- Episode no.: Season 1 Episode 13
- Directed by: Kyounghee Lim
- Written by: Dan Fybel; Rich Rindali;
- Production code: 1ASA12
- Original air date: May 22, 2011

Guest appearances
- Kevin Kline as Mr. Fischoeder; Robert Ben Garant as Torpedo; Tim Heidecker as Burt Dellalucci; David Herman as Angel; Andy Kindler as Mort; Larry Murphy as Teddy; Eric Wareheim as Phil Finnegan;

Episode chronology
| ← Previous "Lobsterfest" | Next → "The Belchies" |
- Bob's Burgers season 1

= Torpedo (Bob's Burgers) =

"Torpedo" is the 13th episode and the season finale of the first season of the animated television series Bob's Burgers. The episode originally aired on the Fox network in the United States on May 22, 2011. The episode was written by Dan Fybel and Rich Rindali and directed by Kyounghee Lim.

== Plot ==
Bob and the family head off to a baseball game to see a new ad they bought. The ad is much smaller than Bob thought it would be, described as "a hot dog wrapper caught in the net." During the game, Tina notices that the town's team, the Wonderdogs, communicate by slapping each other on their buttocks. Gene becomes interested in the baseball park's mascot race (owned by Mr. Fischoeder) and wants to race with his hamburger costume. Bob becomes amazed when he finds out his baseball hero, Torpedo Jones (Robert Ben Garant) is playing for The Wonderdogs. Bob witnessed his infamous pitch fifteen years ago but Torpedo is now hitting rock bottom. After the game, Bob fails to find Mr. Fischoeder to get Gene in the race but instead, Gene asks Torpedo to participate. Torpedo agrees and befriends the family.

Bob and the family watch Gene's first race with Torpedo giving Gene advice, and Bob gives Torpedo a burger as a thank you for getting Gene into the race. Gene wins the race and a gold medal, but fails to promote Bob's Burgers. However, Torpedo compliments the burger and tells the audience and other players to eat at Bob's Burgers after the game. Later at Bob's Burgers, Tina asks Torpedo for a job with the team as a way to butt-slap with the handsome players, and gets hired. She is also required to give Torpedo a burger at every game. Torpedo gives Bob a baseball, and Bob notices it has the grease from Bob's Burgers on it. Bob deduces that Torpedo has been cheating.

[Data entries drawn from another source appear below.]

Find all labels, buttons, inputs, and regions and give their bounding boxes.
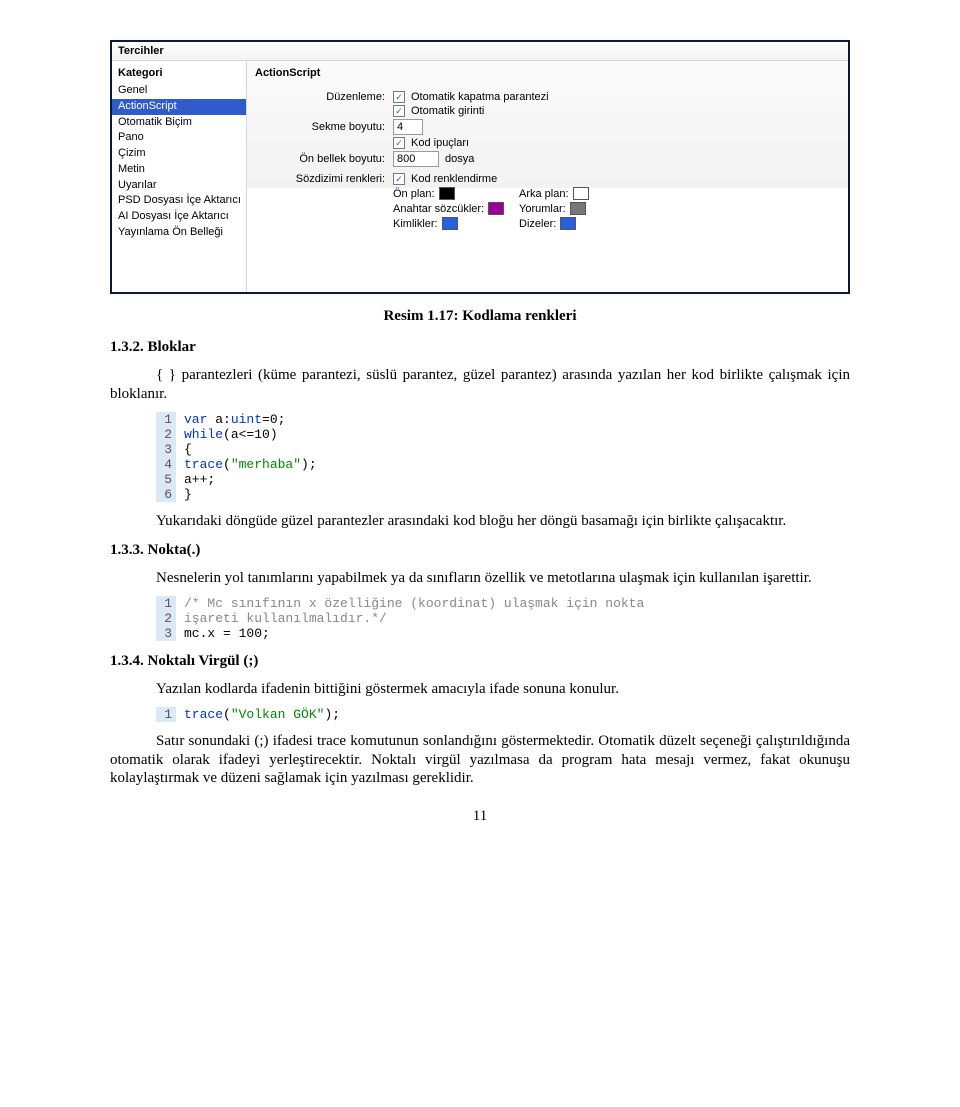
comments-swatch[interactable] — [570, 202, 586, 215]
category-item[interactable]: PSD Dosyası İçe Aktarıcı — [112, 193, 246, 209]
preferences-dialog: Tercihler Kategori GenelActionScriptOtom… — [110, 40, 850, 294]
tab-size-input[interactable] — [393, 119, 423, 135]
code-line: işareti kullanılmalıdır.*/ — [184, 611, 387, 626]
dialog-title: Tercihler — [112, 42, 848, 61]
paragraph: { } parantezleri (küme parantezi, süslü … — [110, 366, 850, 404]
category-list: Kategori GenelActionScriptOtomatik Biçim… — [112, 61, 247, 292]
line-number: 6 — [156, 487, 176, 502]
figure-caption: Resim 1.17: Kodlama renkleri — [110, 308, 850, 325]
auto-indent-checkbox[interactable] — [393, 105, 405, 117]
code-coloring-label: Kod renklendirme — [411, 173, 497, 185]
keywords-swatch[interactable] — [488, 202, 504, 215]
editing-label: Düzenleme: — [255, 91, 393, 103]
paragraph: Yazılan kodlarda ifadenin bittiğini göst… — [110, 680, 850, 699]
category-item[interactable]: Metin — [112, 162, 246, 178]
paragraph: Nesnelerin yol tanımlarını yapabilmek ya… — [110, 569, 850, 588]
page-number: 11 — [110, 808, 850, 825]
cache-unit-label: dosya — [445, 153, 474, 165]
category-item[interactable]: Yayınlama Ön Belleği — [112, 225, 246, 241]
bg-swatch[interactable] — [573, 187, 589, 200]
category-item[interactable]: Otomatik Biçim — [112, 115, 246, 131]
code-line: /* Mc sınıfının x özelliğine (koordinat)… — [184, 596, 644, 611]
code-line: mc.x = 100; — [184, 626, 270, 641]
code-line: trace("Volkan GÖK"); — [184, 707, 340, 722]
line-number: 2 — [156, 427, 176, 442]
code-line: var a:uint=0; — [184, 412, 285, 427]
identifiers-swatch[interactable] — [442, 217, 458, 230]
line-number: 1 — [156, 596, 176, 611]
code-line: } — [184, 487, 192, 502]
line-number: 1 — [156, 412, 176, 427]
paragraph: Yukarıdaki döngüde güzel parantezler ara… — [110, 512, 850, 531]
heading-1-3-3: 1.3.3. Nokta(.) — [110, 542, 850, 559]
keywords-label: Anahtar sözcükler: — [393, 203, 484, 215]
settings-panel: ActionScript Düzenleme: Otomatik kapatma… — [247, 61, 848, 292]
code-line: trace("merhaba"); — [184, 457, 317, 472]
strings-swatch[interactable] — [560, 217, 576, 230]
tab-size-label: Sekme boyutu: — [255, 121, 393, 133]
code-coloring-checkbox[interactable] — [393, 173, 405, 185]
category-item[interactable]: AI Dosyası İçe Aktarıcı — [112, 209, 246, 225]
syntax-colors-label: Sözdizimi renkleri: — [255, 173, 393, 185]
bg-label: Arka plan: — [519, 188, 569, 200]
paragraph: Satır sonundaki (;) ifadesi trace komutu… — [110, 732, 850, 788]
heading-1-3-2: 1.3.2. Bloklar — [110, 339, 850, 356]
comments-label: Yorumlar: — [519, 203, 566, 215]
auto-close-paren-label: Otomatik kapatma parantezi — [411, 91, 549, 103]
line-number: 5 — [156, 472, 176, 487]
line-number: 3 — [156, 442, 176, 457]
fg-label: Ön plan: — [393, 188, 435, 200]
code-line: { — [184, 442, 192, 457]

Bob meets with Mr. Fischoeder and tells him about Torpedo cheating, but Mr. Fischoeder shows Bob that thanks to Torpedo's cheating, more people have been coming to baseball games. He also reveals that he is using support beams from the roller coaster to prop up the stadium seats and that the Wonderdog games are rigged. Bob continues giving Torpedo grease and the kids learn about it. Louise tells Gene to cheat in his next mascot race by pushing the competitors. Gene wins his second gold medal in a row and hopes to make a record of winning three in a row. After finding out about Gene's cheating, Linda forbids anyone in the house from cheating. Bob tells Torpedo not to cheat but to try his best to win at baseball. After trying to convince Torpedo not to cheat, Bob reveals that he is his and Gene's role model, but Torpedo plays up a lie originally created by Louise that he cannot be his role model due to him being the same age as Bob. Torpedo also reveals that he cheated in every game, including his famous pitch. After explaining his methods of cheating, Torpedo tells Bob to "pick an old guy" as a role model. Gene is ready to cheat his third race so Bob tells Gene through a speaker that he should not cheat. Gene decides not to cheat and tries his best but gets pushed by a competitor and loses. As Bob is about to reveal Torpedo's cheating, the rollercoaster collapses. In the aftermath of the collapse, Mr. Fischoeder tells Bob that he reminds Fischoeder of his father. The episode ends with Tina trying to keep a jockstrap that belongs to a handsome Cuban player named Angel (David Herman) from Linda.

== Reception ==
In its original American broadcasting, "Torpedo" was viewed by an estimated 4.31 million viewers and received a 2.1 rating/6% share among adults between the ages of 18 and 49, a drop from last episode.

Rowan Kaiser of The A.V. Club gave the episode an A−, saying "Honestly, this is a pretty generic sitcom-style plot. A bit of corruption for one influential character here leads to further corruption amongst the innocent there. If it were a drama, it would get worse. It's a comedy, so it's easily fixed. But I guess as I grow older, I'm more forgiving of those generic plots. If it's done well—and Bob's Burgers has the characters to do it well—I'll like it. It's also nice to see a Gene-based episode, while most all of the other family members had several great moments— Louise's switchblade/lemon monologue, as ever, is a standout."